Non si aspettava, il lunedì successivo, di trovare un cielo terso e un sole sorridente pronti a carburare il buonumore non indifferente con il quale era andato a dormire appena otto ore prima. Bertholdt non rimase perciò deluso quando furono due tuoni ben piazzati a trascinarlo giù dal letto ben prima del necessario, costringendolo a salutare da lontano l’ora in più che quel giorno avrebbe potuto permettersi grazie al favore che Christa gli aveva concesso, ovvero quello di aprire il negozio al posto suo.

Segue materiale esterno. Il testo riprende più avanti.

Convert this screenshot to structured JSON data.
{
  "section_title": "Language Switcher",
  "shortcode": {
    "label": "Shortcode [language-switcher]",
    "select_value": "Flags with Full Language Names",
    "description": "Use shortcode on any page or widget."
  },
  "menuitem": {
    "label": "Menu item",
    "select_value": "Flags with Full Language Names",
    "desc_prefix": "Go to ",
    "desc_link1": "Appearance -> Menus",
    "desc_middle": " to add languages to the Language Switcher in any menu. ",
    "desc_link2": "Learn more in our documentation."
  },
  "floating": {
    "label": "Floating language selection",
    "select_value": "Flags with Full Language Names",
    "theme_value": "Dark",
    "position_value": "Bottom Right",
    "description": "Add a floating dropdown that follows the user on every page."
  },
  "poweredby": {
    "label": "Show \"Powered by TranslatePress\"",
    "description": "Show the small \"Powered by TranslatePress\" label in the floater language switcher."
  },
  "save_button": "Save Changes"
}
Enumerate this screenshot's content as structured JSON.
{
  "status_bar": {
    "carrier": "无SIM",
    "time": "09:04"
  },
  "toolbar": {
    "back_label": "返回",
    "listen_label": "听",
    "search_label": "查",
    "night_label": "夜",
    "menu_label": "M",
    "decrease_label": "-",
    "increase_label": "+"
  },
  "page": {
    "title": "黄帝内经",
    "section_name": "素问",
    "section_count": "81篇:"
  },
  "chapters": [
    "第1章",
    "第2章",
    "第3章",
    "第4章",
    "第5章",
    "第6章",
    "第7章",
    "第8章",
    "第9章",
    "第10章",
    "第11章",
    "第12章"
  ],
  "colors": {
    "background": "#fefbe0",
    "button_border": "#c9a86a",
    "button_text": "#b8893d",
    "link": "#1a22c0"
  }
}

Fu comunque con l’eco della risata di ieri che decise di affrontare la giornata che di positivo sembrava non avere niente, per i suoi standard: dimenticò il mal tempo, il pavimento gelido sotto i suoi piedi, la consapevolezza che mancavano ancora sette giorni, sette, al suo prossimo incontro con quella che ormai aveva imparato a conoscere come sua cliente preferita. Il modo migliore di definirla, al momento, nonostante il termine ‘cliente’ non le si addicesse granché. Tranne quella raccolta di Fedro che le aveva visto tra le mani durante il loro primo incontro, Bertholdt non aveva avuto il piacere di vederla uscire dal negozio con uno dei suoi piccoli tesori in mano. Soddisfatto dalla sua sola presenza, però, il ragazzo non si era mai posto la domanda che molti avrebbero trovato, se non ovvia, quantomeno ragionevole: cosa la portava a fargli visita ogni domenica?
 
Alle nove e trenta del mattino, l’orario che lui e la sua piccola impiegata avevano concordato per il suo arrivo, il proprietario di Sweet Old Pages si ritrovò davanti una scena piuttosto inusuale: ammassati dentro e fuori il negozio, ad occupare lo spazio contenuto riservato a persone e non libri, riuscì a contare un minimo di 20 persone. In fila. Per… comprare? Una volta varcata – con non poche difficoltà – la soglia, dovette farsi spazio a furia di spintoni e finì col suscitare l’ilarità di Reiner, già dietro al bancone ad aiutare Christa con le transazioni. Doveva essere uno spettacolo esilarante, uno spilungone di un metro e novantasei centimetri in un oceano di ragazzi e ragazze del college. Perlomeno lo era per il suo vecchio amico.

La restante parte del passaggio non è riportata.